Pete Prindle, son of Proteus, is a vegetarian health food manufacturer who wishes to marry Christine Cadwalader. She agrees. However, Proteus considers his son lazy, with no contributions to the company and therefore undeserving of his father's wealth. His daughters have their pictures in the newspapers, pictures of them promoting the company products. Cassius refuses to consent to his daughter's hand since he believes Pete to be lazy as well, with no real stake in his father's company. Pete tries hard to get in the newspaper: He fakes a car accident, which gets an insignificant mention in the paper. He wins a boxing match, which turns out to be an illegally run ring which ends up being raided by police.

After a misunderstanding, he washes up on the shore in his pajamas after falling off a cruise ship, and proceeds to beat two police officers, his name is withheld by the newspaper. Finally, he saves many people on a train from a group of thugs intent on murdering Cassius by preventing a collision with another rail car. He receives a front-page article in every major local newspaper and a large photo as well which pleases everyone.

==Cast==
- Douglas Fairbanks as Pete Prindle
- Clarence Handyside as Proteus Prindle
- Rene Boucicault as Pansy Prindle
- Jean Temple as Pearl Prindle
- Charles Butler as Cassius Cadwalader
- Loretta Blake as Christine Cadwalader
- Homer Hunt as Melville
- Helena Rupport as Olga
- Erich von Stroheim as 'Eye Patch' Thug

==Production notes==
The film was produced by Fine Arts Film Company for $42,599.94, and distributed by the Triangle Film Corporation. Portions of the film were shot at the Willat-Triangle Studio in Fort Lee, New Jersey. Other sequences were shot in Yonkers and Atlantic City. A boxing scene featured in the film was shot at Sharkey's Athletic Club, a boxing club, on Columbus Avenue in Manhattan.

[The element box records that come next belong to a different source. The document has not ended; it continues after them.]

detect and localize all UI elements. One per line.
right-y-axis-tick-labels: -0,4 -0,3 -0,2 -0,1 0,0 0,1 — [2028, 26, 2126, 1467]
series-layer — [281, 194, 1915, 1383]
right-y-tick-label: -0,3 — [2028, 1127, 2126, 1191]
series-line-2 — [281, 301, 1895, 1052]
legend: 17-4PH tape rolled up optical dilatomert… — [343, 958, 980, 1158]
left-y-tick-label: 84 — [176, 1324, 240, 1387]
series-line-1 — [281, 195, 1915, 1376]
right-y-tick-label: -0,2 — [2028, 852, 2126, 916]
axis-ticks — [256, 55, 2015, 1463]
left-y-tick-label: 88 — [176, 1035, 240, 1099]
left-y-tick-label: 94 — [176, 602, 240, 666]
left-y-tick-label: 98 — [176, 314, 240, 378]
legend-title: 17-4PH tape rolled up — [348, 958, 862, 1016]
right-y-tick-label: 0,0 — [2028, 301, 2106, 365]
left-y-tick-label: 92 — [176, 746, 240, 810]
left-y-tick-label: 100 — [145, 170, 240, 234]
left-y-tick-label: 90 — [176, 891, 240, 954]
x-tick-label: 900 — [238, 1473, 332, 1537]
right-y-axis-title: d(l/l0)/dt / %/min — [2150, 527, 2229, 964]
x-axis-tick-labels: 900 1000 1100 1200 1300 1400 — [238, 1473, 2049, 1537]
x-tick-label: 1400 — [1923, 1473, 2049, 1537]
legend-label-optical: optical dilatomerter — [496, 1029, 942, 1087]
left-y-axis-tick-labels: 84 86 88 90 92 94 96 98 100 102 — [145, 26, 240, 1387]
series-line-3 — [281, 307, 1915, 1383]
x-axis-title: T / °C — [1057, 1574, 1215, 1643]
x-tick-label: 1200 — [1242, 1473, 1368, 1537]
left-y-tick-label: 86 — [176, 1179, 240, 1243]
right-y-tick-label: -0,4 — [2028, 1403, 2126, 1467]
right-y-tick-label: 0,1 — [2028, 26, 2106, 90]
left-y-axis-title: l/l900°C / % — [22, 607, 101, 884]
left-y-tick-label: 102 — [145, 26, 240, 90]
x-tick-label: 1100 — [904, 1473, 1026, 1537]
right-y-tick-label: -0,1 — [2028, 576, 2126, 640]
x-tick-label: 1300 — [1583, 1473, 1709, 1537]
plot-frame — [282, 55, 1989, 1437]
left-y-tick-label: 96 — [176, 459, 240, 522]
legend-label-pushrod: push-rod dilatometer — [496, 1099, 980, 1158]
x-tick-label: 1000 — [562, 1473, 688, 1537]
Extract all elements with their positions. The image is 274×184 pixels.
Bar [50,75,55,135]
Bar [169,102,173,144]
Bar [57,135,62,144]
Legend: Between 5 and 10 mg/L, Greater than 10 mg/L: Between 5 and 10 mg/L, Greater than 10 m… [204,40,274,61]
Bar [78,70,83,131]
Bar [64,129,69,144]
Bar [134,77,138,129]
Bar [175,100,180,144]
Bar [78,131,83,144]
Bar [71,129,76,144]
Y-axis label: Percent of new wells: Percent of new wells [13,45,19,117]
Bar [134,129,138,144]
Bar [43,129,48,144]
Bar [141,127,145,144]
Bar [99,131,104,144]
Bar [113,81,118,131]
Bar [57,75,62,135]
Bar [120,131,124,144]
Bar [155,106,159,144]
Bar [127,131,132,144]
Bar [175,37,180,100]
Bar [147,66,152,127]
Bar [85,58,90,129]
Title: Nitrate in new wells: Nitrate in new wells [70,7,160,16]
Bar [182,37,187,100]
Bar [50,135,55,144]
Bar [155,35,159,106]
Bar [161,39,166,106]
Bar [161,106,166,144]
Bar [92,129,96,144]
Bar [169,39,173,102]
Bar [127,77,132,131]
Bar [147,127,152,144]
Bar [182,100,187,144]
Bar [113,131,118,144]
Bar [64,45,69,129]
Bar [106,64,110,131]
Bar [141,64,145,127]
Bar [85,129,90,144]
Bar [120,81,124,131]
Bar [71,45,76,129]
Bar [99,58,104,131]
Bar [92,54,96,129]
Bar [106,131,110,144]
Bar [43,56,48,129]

This was the first Fairbanks film with a Loos scenario, and an early example of her intertitle style involving self-parady, sarcasm, slang, and puns. For example, one title card near the end, referring to the character Pete, said "Ain't he the REEL hero?" The titles of the film were well received and Fairbanks signed a contract to have Loos do the intertitles for his next films.

==Preservation status==
Prints of His Picture in the Papers are preserved in the Library of Congress, George Eastman House Motion Picture Collection, and other archives. It was also released on DVD by Flicker Alley.